E nullameno l’intiera sensibilità non era tutt’affatto ancora scomparsa, avvegnachè la coscienza e il sentimento sussistenti supplissero tuttavia taluna delle sue funzioni con intuizione letargica. Comprendeva lo spaventoso mutamento che cominciava ad operarsi nelle mie carni; e, a guisa dell’uomo che, pur sognando, ha talvolta coscienza della corporale presenza di persona che su lui si pieghi, — e così, o mia dolce Una, io sentiva sempre sordamente che tu stavi seduta a me d’accanto. Istessamente, quando giunse la dodicesima ora del secondo giorno, io non era ancora inconscio del tutto de’ moti successivi: ti allontanasti da me; mi si chiuse nella bara; fui deposto sul carro funebre; mi portarono alla tomba; mi vi discesero; mi gittaron sopra la terra, e colmaronla; e mi lasciarono nella tenebra e nella putrefazione, ne’ miei tristi e solenni sogni in compagnia dei vermi.
E là, in quella prigione ch’ha ben pochi segreti a rivelare, i giorni volsero, e svolsero le settimane e i mesi; e l’anima scrupolosamente contava ogni secondo che fuggiva, e senza difficoltà ne registrava la fuga, — senza difficoltà e senza oggetto.
Passò un anno.
A grado a grado la coscienza dell’essere erasi fatta più confusa, e quella di località aveva in gran parte preso il suo posto. L’idea d’identità s’era sciolta nell’idea di luogo. Lo stretto spazio che limitava ciò ch’era stato; il corpo, oggimai diventava il corpo stesso. A lungo andare, come soventi accade a uom che dorma (il sonno e il mondo del sonno sono le sole immagini della Morte), a lung’andare, dico, come accade a uomo giacente in profondo sonno, quando un raggio d’improvvisa luce, trattolo di soprassalto da lieve riposo, il lascia poi vagamente ravvolgersi nei primitivi sogni, e in pari guisa a me, in quell’avvinghiarmi fatale dell’Ombra, venne la luce che sola aveva potere di scuotermi, di destarmi improvviso, — la luce dell’eterno Amore. E vennero uomini a lavorare alla tomba che mi chiudeva in sua notte; ne tolsero la terrà umida, e sulle mie polverenti ossa discese la bara di Una.

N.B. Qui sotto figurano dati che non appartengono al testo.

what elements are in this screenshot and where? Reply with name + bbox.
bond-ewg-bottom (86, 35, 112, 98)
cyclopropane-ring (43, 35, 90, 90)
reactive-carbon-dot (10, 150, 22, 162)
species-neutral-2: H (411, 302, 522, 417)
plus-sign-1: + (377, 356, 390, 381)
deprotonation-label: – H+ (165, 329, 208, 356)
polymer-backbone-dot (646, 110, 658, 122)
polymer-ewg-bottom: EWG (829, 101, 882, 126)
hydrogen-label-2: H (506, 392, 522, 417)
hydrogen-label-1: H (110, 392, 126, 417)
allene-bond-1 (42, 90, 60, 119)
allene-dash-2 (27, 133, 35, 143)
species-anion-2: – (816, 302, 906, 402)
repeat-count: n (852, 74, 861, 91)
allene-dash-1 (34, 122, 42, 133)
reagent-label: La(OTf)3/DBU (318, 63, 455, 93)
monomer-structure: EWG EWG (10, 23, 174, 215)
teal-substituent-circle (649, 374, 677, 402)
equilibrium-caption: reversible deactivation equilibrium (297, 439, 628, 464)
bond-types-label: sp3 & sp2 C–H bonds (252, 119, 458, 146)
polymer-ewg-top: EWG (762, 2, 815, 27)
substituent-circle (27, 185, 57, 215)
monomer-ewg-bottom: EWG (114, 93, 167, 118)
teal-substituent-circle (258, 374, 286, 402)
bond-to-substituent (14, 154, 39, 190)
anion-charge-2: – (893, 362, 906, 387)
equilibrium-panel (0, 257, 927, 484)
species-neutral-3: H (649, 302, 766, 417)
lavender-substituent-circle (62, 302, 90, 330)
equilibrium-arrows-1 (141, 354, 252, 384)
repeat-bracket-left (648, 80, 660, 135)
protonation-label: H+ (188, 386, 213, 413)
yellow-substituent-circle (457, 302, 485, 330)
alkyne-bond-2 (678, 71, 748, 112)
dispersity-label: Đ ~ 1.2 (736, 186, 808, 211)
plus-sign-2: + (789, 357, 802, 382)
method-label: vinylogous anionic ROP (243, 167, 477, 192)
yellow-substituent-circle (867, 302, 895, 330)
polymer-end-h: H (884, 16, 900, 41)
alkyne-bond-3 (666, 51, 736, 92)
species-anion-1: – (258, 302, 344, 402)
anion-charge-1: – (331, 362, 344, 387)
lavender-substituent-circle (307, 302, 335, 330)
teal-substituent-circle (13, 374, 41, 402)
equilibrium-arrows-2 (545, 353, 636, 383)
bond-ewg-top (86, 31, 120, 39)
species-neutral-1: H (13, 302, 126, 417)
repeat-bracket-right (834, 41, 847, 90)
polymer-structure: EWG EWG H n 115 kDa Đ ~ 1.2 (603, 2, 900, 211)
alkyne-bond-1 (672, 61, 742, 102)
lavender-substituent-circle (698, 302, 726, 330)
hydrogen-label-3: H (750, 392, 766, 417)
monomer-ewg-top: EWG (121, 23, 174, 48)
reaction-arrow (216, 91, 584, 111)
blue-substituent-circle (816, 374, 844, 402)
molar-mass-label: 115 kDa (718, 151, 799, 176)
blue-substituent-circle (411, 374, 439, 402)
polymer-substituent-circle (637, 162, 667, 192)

E dappoi, una volta ancora, tutto fu niente. — Quella specie di fosforica luce s’era dileguata, e quell’incomprensibil fremito, nell’immobilità, svanito. Oh, son passati lustri assai, assai! La polve ritornò alla polve. Il verme non aveva più a rodere. Il sentimento dell’essere era a lungo andare scomparso, ed a suo posto (a posto di tutte le cose) dominavano, supremi ed eterni autocrati, il Luogo e il Tempo. Per ciò che non era, — per ciò che non aveva forma, — per ciò che non aveva pensiero, — per ciò ch’era privo di sentimento, — per ciò che era senz’anima nè più possedeva atomo di materia, — per tutto questo nulla e tutta quest’immortalità, la tomba era ancora un abitacolo, le ore corrosive, una società.